Glagow Museums still need to raise more than £110,000 towards the asking price of £398,600.

LONDON.- The Art Fund has offered a major grant to help save a golden, jewel-encrusted tiger’s head from 18th century India for public collections.

The tiger’s head is known as the Tipu Sultan’s Throne Finial and was created in eighteenth century India for Tipu Sultan, ruler of Mysore. The precious item was brought to the UK by Thomas Wallace, 1st Baron Wallace (1763 – 1844) and has remained in the country ever since.

Alongside the Trustees of Sir William Burrell’s Trust, the Art Fund has offered £125,000 towards the purchase, and Glasgow Museums have supplied a further £30,000.

Glagow Museums still need to raise more than £110,000 towards the asking price of £398,600, and the temporary export ban expires on Monday 15 November 2010.
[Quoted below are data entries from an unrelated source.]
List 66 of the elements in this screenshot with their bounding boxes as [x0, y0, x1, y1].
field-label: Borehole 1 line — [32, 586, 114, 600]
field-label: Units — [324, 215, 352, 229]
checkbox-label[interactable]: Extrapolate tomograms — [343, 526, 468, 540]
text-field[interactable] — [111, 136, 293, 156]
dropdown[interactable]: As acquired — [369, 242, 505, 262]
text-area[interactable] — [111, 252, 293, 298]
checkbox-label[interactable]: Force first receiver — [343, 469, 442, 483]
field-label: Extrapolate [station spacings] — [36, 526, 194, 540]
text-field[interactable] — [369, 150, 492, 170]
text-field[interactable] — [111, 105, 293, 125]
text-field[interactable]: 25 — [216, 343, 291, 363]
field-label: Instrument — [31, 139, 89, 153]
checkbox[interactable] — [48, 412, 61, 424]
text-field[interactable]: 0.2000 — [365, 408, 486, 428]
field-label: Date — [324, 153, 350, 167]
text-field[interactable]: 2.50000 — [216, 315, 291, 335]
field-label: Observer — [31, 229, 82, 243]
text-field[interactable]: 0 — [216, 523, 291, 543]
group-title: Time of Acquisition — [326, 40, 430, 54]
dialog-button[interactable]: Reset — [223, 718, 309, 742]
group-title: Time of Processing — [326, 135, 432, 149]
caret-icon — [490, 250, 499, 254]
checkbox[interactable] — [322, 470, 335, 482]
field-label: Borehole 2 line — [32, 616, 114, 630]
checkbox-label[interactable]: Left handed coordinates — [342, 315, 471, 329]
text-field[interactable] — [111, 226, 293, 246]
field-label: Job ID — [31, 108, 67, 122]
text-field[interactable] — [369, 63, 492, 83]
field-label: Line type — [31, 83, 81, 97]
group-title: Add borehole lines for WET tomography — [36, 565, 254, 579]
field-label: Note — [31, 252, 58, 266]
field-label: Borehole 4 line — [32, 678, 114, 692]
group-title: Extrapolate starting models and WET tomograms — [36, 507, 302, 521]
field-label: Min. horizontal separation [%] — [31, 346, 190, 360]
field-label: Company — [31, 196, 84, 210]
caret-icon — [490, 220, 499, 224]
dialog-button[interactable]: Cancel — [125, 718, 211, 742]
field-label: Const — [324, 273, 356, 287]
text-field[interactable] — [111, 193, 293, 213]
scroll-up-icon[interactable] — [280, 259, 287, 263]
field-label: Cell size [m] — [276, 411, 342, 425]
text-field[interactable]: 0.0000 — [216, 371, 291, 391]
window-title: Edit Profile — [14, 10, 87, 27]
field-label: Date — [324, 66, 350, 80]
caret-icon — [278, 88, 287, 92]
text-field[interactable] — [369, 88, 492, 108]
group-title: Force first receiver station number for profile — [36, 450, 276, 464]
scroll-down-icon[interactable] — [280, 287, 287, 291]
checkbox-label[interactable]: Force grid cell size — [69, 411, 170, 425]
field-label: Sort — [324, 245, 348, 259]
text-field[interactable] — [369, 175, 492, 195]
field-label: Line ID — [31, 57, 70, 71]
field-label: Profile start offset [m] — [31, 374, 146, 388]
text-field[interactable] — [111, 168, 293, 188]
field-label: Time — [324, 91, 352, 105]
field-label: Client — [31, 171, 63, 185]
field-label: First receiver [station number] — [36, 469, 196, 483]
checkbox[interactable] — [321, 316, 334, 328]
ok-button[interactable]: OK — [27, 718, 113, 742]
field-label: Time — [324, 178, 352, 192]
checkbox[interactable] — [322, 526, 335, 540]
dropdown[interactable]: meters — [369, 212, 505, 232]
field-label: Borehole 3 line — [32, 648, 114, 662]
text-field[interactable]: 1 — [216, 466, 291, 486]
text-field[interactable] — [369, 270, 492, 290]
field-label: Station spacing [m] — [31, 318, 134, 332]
Recognised by the British Government as being of outstanding significance, the tiger-shaped finial is made from Indian gold encrusted with gems. If the total asking price can be raised, Tipu Sultan’s Throne Finial would be displayed at The Burrell Collection in Glasgow.

The finial was part of the throne created for the use of Sultan Fatih Ali Khan Tipu, popularly known as Tipu Sahib or Tipu Sultan, who ruled Mysore between 1782 and 1799. The throne was truly unique with its prominent tiger theme. It was adorned with stripes and decorated with a total of eight tiger’s heads.

Noorah Al-Gailani, Curator of Islamic Civilisations at The Burrell Collection said: “Sir William Burrell devoted his to life to collecting great works and important items from across the world. In the most selfless of acts, he gifted them to the people of Glasgow. We are now looking for an individual, trust or company who will follow his example and secure this finial for Glasgow and Britain.”

Art Fund director Stephen Deuchar said: “This is an outstanding artefact which tells all kinds of stories of a bygone era. This golden tiger captures the wealth and power of the Tipu Sultan, but it also reminds us of the impact of the British Empire on colonised countries. We hope that the final amount will be raised in time to keep this gem in public collections, so that it can illuminate the past for many more visitors, for years to come.”

The golden tiger finial represents the life of Tipu Sultan and his battles with the British East India Company army and administration. Four Anglo-Mysore wars were fought and in the last one Tipu finally lost his kingdom and his life. The finial and its stand belonged to Lord Thomas Wallace (1763 – 1844), 1st Baron Wallace of Knarsdale, Northumberland. Lord Wallace was a prominent politician and Member of Parliament. He had a close association with India through a number of senior official posts he held related to the British administration of India.